Archives mensuelles : février 2017

« La nature aime à se cacher.»

 

 Suite à un premier article associé à ses peintures, Aurélien LEPAGE nous adresse un second texte, murmuré comme une odeur suave.

« La nature aime à se cacher.»

De prime abord, cette phrase énigmatique d’Héraclite semble bien peu s’appliquer à ma peinture, tant le végétal y est présent, vivace, ensemençant les surfaces de mille frondaisons, fruits, fleurs et volutes fertiles. Mais à y regarder de plus près, ces feuillages et ces ramures de peinture bruissent de murmures secrets, d’images dissimulées. Tout y est mouvant, polymorphe, incertain, tant au niveau des formes et des motifs que des matières et des gestes. D’autres feuillages apparaissent sous les feuillages, d’autres peintures sous la peinture. Dans la langue originale du fragment d’Héraclite, le mot « nature » est désigné par le terme phusis : c’est la nature dans ce qu’elle a de jaillissant, de contradictoire, de mystérieux, apparaissant et s’enfouissant tour à tour.

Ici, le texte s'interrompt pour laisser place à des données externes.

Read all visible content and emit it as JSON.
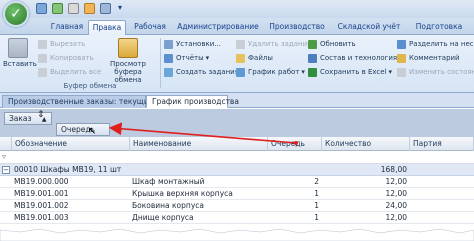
{
  "ribbon": {
    "tabs": [
      "Главная",
      "Правка",
      "Рабочая",
      "Администрирование",
      "Производство",
      "Складской учёт",
      "Подготовка"
    ],
    "active_tab": "Правка",
    "clipboard_group": {
      "paste": "Вставить",
      "cut": "Вырезать",
      "copy": "Копировать",
      "select_all": "Выделить все",
      "preview": "Просмотр буфера обмена",
      "caption": "Буфер обмена"
    },
    "tools": {
      "settings": "Установки...",
      "reports": "Отчёты",
      "create_task": "Создать задания",
      "delete_task": "Удалить задания",
      "files": "Файлы",
      "work_schedule": "График работ",
      "refresh": "Обновить",
      "composition": "Состав и технология",
      "save_excel": "Сохранить в Excel",
      "split": "Разделить на несколько",
      "comments": "Комментарий",
      "change_status": "Изменить состояние"
    }
  },
  "doc_tabs": [
    "Производственные заказы: текущие",
    "График производства"
  ],
  "group_panel": {
    "chips": [
      "Заказ",
      "Очередь"
    ]
  },
  "grid": {
    "columns": [
      "Обозначение",
      "Наименование",
      "Очередь",
      "Количество",
      "Партия"
    ],
    "group_row": {
      "label": "00010 Шкафы МВ19, 11 шт",
      "amount": "168,00"
    },
    "rows": [
      {
        "code": "МВ19.000.000",
        "name": "Шкаф монтажный",
        "queue": "2",
        "qty": "12,00"
      },
      {
        "code": "МВ19.001.001",
        "name": "Крышка верхняя корпуса",
        "queue": "1",
        "qty": "12,00"
      },
      {
        "code": "МВ19.001.002",
        "name": "Боковина корпуса",
        "queue": "1",
        "qty": "24,00"
      },
      {
        "code": "МВ19.001.003",
        "name": "Днище корпуса",
        "queue": "1",
        "qty": "12,00"
      }
    ]
  },
  "colors": {
    "accent": "#15428b",
    "arrow": "#e0201e",
    "ribbon_bg": "#d6e4f4",
    "group_panel_bg": "#bccbe0"
  }
}
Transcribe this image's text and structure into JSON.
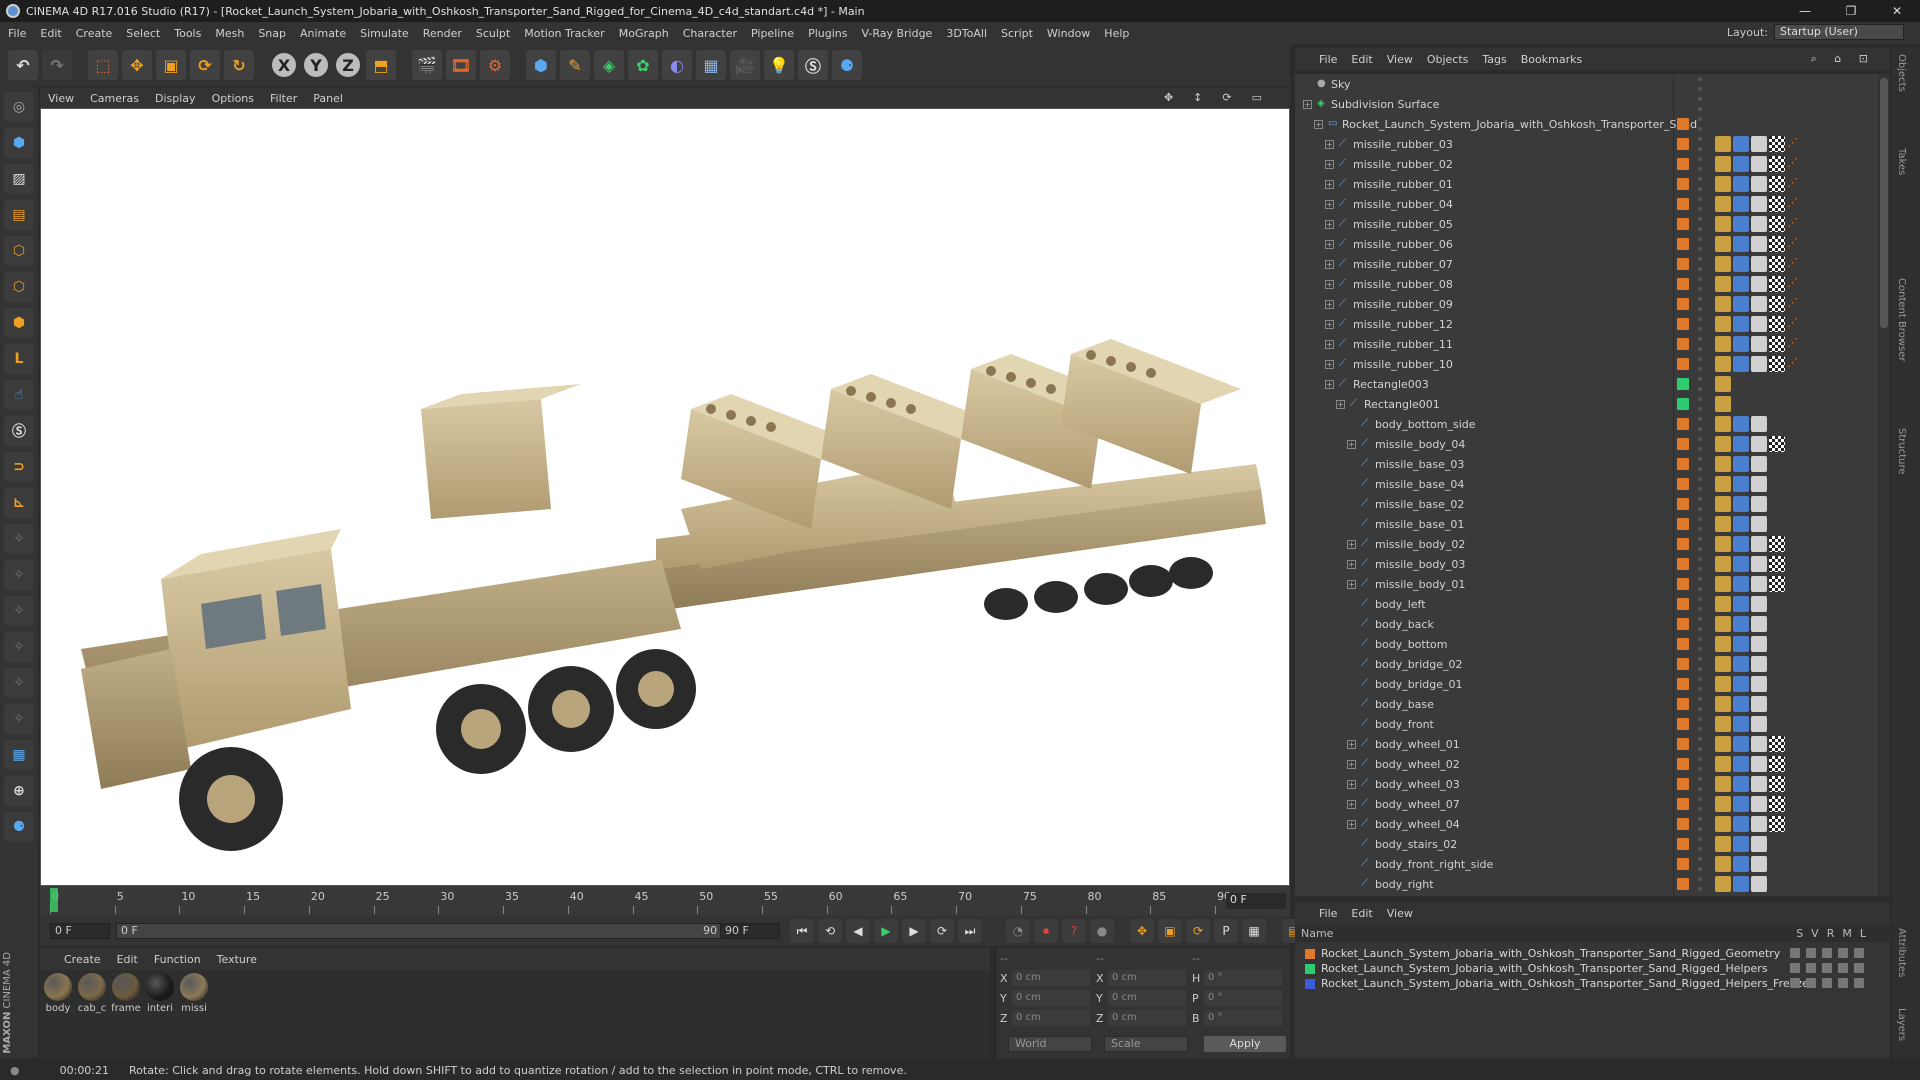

J’aime l’idée qu’un tableau ne livre pas son sens dès les premiers instants où il est vu, ou plus précisément qu’il puisse offrir différentes possibilités de lecture, différents niveaux de profondeur. Comme dans un jardin, comme dans un tapis – deux sources d’inspiration pour moi –, les formes végétales dissimulent autant qu’elles révèlent, invitant à se perdre avec gourmandise parmi les entrelacs et les ombres, afin, peut-être, de laisser peu à peu affleurer les voix inaudibles, celles de la nature, des saisons, du cosmos – autant de voix que nous ne prenons plus assez le temps d’écouter.

Dans ma peinture, le végétal prend volontiers un aspect ornemental, voire décoratif, à la manière d’un papier peint ou d’une nappe brodée – autres sources d’inspiration importantes. Je sais que la plupart des artistes ont en horreur ce terme, « décoratif », car il désigne ce qui n’a d’autre intérêt que sa propre joliesse, d’autre visée que l’habillage superficiel d’une surface. Cela peut surprendre, mais j’aime que ma peinture puisse donner cette impression, parfois, aux yeux de regardeurs peu attentifs. J’y vois une forme ambivalente de discrétion, une manière espiègle de dire des choses profondes sans en avoir l’air, sans forcer le regard.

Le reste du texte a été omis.